Outwardly, China’s commitments in Africa continue to expand. Xi promised a new era of cooperation while announcing the $60 billion program during his tour in December. Nigerian President Muhammadu Buhari returned from a trip to Beijing in April with a $6 billion loan and a currency swap deal.
Republic of Congo President Denis Sassou Nguesso will head to China on Monday on a trip to “focus on cooperation between the two countries,” the official Xinhua News Agency reported. The country has been the sixth-biggest recipient of Chinese loans, according to the CARI report.
But China has grown more cautious behind the scenes, said one former Chinese diplomat stationed in Africa who now works at a state-backed research institution. It’s increasingly withdrawing money and workers because of financial and security risks, although such moves are not publicized, said the former diplomat, who asked to not be named because he wasn’t authorized to discuss the matter.
“There must be boundaries, beyond which operations should halt,” said Xue, of the Chinese Academy of Social Sciences. “It’s necessary to carry out regular risk assessments to ensure overall economic balance.”

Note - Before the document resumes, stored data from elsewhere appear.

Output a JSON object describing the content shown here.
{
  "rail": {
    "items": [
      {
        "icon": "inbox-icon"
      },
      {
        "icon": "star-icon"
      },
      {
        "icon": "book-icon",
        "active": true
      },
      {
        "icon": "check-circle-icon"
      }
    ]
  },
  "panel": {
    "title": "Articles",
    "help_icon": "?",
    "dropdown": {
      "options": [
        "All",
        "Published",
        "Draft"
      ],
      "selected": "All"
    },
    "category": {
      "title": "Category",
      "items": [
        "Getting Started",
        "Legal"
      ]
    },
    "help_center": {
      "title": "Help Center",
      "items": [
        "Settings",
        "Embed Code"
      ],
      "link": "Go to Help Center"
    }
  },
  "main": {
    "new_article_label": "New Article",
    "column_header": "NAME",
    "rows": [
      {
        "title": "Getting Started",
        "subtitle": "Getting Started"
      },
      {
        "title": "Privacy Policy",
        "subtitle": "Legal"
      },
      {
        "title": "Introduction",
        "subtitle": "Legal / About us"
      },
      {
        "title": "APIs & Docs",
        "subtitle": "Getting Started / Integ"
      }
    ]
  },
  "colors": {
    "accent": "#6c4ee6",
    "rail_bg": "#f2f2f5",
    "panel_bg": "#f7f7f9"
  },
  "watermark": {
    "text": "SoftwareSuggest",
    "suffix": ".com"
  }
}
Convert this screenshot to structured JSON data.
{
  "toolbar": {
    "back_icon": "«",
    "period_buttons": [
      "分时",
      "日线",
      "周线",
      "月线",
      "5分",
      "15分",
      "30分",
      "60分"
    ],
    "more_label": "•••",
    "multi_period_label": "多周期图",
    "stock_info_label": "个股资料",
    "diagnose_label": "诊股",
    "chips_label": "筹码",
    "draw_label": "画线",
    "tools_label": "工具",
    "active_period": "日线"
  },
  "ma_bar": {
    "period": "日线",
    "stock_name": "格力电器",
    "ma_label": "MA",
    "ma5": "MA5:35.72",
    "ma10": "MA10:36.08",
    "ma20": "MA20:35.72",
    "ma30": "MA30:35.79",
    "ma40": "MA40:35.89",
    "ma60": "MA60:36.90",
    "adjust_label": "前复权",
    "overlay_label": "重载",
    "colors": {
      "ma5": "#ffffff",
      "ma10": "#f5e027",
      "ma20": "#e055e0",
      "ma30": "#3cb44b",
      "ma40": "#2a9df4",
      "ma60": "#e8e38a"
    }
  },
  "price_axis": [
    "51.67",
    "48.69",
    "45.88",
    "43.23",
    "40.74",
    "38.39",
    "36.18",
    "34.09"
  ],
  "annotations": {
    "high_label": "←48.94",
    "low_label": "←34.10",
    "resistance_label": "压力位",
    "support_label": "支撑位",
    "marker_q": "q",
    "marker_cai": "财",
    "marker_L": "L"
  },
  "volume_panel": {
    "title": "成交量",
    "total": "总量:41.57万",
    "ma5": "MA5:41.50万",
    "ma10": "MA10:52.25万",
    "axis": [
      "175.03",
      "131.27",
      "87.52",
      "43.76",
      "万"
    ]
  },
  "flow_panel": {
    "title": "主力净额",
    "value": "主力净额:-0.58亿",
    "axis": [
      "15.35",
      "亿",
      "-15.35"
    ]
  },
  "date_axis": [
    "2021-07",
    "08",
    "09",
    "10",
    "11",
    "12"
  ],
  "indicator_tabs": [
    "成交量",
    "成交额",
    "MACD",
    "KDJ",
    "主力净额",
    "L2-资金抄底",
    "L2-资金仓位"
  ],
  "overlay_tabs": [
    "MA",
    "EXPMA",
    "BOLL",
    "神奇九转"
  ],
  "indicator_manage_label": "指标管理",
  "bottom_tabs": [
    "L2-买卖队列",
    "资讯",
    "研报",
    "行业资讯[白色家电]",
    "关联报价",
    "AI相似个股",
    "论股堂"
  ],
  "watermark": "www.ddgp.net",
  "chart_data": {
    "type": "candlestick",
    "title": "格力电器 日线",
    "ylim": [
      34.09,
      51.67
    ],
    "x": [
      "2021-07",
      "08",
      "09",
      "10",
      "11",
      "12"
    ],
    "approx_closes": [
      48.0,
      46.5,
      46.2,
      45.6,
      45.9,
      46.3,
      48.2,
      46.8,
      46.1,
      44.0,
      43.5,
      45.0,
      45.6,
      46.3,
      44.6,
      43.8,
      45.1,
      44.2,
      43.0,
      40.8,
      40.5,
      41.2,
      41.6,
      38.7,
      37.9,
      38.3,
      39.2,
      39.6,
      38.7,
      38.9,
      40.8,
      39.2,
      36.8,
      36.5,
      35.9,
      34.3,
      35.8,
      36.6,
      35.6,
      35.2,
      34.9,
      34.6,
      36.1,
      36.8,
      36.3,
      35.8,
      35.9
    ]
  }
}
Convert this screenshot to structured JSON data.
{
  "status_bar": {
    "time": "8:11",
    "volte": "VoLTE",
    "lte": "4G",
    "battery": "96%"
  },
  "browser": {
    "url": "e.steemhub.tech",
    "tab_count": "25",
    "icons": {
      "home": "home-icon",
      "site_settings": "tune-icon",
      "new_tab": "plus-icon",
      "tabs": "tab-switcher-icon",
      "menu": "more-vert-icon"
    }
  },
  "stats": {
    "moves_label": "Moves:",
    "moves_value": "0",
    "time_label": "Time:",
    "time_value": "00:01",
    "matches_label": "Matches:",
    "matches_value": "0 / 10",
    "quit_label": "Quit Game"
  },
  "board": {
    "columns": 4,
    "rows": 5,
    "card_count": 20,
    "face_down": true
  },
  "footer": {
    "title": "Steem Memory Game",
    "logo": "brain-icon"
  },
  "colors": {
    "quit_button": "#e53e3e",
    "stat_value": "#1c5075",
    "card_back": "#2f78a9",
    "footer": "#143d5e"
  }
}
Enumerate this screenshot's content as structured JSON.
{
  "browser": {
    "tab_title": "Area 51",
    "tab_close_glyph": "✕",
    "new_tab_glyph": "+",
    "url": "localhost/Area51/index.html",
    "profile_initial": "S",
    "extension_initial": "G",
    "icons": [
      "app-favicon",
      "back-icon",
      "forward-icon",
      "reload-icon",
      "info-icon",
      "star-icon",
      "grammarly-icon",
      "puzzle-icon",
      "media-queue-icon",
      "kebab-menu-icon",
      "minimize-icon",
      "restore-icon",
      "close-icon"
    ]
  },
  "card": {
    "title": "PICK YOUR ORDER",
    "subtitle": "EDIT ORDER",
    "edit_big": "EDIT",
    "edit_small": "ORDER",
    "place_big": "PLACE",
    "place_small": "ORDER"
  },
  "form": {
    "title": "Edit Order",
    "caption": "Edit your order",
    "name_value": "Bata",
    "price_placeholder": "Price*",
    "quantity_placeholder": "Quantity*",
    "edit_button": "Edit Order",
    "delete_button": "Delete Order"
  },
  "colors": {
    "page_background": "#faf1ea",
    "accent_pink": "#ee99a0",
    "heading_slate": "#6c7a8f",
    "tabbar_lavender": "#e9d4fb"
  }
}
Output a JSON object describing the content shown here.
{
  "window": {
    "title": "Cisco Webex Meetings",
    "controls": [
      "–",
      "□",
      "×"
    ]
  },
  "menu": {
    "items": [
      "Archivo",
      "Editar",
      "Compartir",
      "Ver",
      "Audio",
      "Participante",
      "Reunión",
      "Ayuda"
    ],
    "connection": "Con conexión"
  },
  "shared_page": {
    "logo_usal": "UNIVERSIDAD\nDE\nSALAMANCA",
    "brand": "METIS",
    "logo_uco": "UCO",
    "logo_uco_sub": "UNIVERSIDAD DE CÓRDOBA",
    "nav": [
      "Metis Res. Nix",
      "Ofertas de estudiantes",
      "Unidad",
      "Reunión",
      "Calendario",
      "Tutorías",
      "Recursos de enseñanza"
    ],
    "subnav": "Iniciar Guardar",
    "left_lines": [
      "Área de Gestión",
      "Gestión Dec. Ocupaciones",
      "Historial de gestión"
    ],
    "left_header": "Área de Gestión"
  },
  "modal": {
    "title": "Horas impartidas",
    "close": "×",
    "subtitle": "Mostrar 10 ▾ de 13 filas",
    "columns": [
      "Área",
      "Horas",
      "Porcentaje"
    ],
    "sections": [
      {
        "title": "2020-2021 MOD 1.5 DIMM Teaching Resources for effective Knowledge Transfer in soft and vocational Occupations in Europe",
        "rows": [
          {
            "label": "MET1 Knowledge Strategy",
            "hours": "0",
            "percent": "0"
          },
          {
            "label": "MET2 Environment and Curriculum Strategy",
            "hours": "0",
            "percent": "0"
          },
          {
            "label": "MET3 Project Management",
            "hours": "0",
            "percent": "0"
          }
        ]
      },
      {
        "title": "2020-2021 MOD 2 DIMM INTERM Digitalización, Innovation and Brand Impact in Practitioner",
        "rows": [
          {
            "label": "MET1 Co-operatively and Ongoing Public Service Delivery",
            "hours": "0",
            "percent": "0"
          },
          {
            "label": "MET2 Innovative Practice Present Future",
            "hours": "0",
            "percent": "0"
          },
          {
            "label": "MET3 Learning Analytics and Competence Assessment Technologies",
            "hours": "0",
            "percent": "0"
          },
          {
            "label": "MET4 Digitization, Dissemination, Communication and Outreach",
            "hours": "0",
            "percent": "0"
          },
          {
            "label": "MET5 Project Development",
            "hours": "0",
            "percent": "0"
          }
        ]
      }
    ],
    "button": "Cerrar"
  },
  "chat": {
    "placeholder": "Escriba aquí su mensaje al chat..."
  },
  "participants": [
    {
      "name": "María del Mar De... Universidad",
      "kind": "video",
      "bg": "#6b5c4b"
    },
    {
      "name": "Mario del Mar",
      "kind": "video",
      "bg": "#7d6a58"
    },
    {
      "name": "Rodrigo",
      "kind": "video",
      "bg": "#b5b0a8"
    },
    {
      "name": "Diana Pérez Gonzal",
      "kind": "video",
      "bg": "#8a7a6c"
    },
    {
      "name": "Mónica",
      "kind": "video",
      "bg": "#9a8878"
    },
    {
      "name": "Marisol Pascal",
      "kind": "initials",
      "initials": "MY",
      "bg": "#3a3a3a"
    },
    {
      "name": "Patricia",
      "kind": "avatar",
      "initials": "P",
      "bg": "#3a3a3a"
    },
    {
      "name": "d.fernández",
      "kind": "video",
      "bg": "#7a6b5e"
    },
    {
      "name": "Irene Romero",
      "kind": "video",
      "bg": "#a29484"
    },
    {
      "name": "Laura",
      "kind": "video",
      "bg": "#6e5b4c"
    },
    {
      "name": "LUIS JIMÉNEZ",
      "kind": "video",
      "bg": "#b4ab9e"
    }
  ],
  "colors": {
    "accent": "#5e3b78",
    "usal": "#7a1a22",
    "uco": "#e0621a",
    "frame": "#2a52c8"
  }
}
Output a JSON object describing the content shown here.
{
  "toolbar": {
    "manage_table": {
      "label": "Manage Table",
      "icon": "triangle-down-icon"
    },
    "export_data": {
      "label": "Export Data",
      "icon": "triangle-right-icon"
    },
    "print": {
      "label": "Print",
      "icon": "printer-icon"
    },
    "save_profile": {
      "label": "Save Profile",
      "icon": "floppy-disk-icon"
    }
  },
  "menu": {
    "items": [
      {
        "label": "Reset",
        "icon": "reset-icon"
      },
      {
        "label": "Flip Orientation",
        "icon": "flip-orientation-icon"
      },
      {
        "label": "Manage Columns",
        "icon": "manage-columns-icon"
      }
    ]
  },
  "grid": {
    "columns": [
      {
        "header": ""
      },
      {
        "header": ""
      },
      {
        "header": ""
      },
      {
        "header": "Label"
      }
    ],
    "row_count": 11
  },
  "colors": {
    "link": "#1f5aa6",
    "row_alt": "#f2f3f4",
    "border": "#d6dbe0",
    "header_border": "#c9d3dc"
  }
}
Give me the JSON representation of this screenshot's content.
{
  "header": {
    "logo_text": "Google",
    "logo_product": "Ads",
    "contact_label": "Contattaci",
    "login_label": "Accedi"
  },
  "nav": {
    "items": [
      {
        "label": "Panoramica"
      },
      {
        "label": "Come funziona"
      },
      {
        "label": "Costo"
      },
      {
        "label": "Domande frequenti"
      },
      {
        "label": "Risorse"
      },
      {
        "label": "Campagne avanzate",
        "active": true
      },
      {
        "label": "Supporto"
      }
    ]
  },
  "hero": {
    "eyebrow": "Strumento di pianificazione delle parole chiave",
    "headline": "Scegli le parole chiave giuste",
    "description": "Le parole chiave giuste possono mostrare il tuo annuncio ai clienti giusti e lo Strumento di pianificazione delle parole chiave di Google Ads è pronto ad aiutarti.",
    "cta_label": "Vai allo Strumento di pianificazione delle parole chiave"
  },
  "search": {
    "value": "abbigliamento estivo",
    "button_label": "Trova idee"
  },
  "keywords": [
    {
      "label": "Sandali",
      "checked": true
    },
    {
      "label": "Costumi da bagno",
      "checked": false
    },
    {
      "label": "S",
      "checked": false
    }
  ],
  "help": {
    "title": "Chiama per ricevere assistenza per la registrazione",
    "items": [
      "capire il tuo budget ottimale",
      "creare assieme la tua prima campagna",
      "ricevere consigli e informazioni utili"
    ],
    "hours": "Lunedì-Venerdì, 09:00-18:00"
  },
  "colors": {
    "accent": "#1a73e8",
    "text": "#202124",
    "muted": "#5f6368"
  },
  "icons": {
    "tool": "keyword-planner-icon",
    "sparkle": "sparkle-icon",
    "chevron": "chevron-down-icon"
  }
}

Another lesson underscored by Venezuela has been China’s reliance on incumbent regimes to maintain its relationships. Should the opposition succeed in efforts to recall Maduro or defeat him at the polls, China could find itself relying on an unfamiliar government to repay at least $65 billion in loans.
Hedging against the prospect of political change by establishing ties with a wider range of political players raises its own awkward questions. It could clash with China’s oft-stated desire to stay out of the internal affairs of nations.
“Any overt involvement in proposing or imposing economic, let alone political, restructuring in any of these countries — whether unilaterally or as part of an agreement with other countries or international financial institutions — would be a major break from previous Chinese policies and precedent,” said Matt Ferchen, head of the China and the Developing World Program at the Carnegie–Tsinghua Center for Global Policy in Beijing.
“But it’s hard to see how China can avoid such involvement, if it is to avoid serious economic and, even diplomatic, losses,” he said.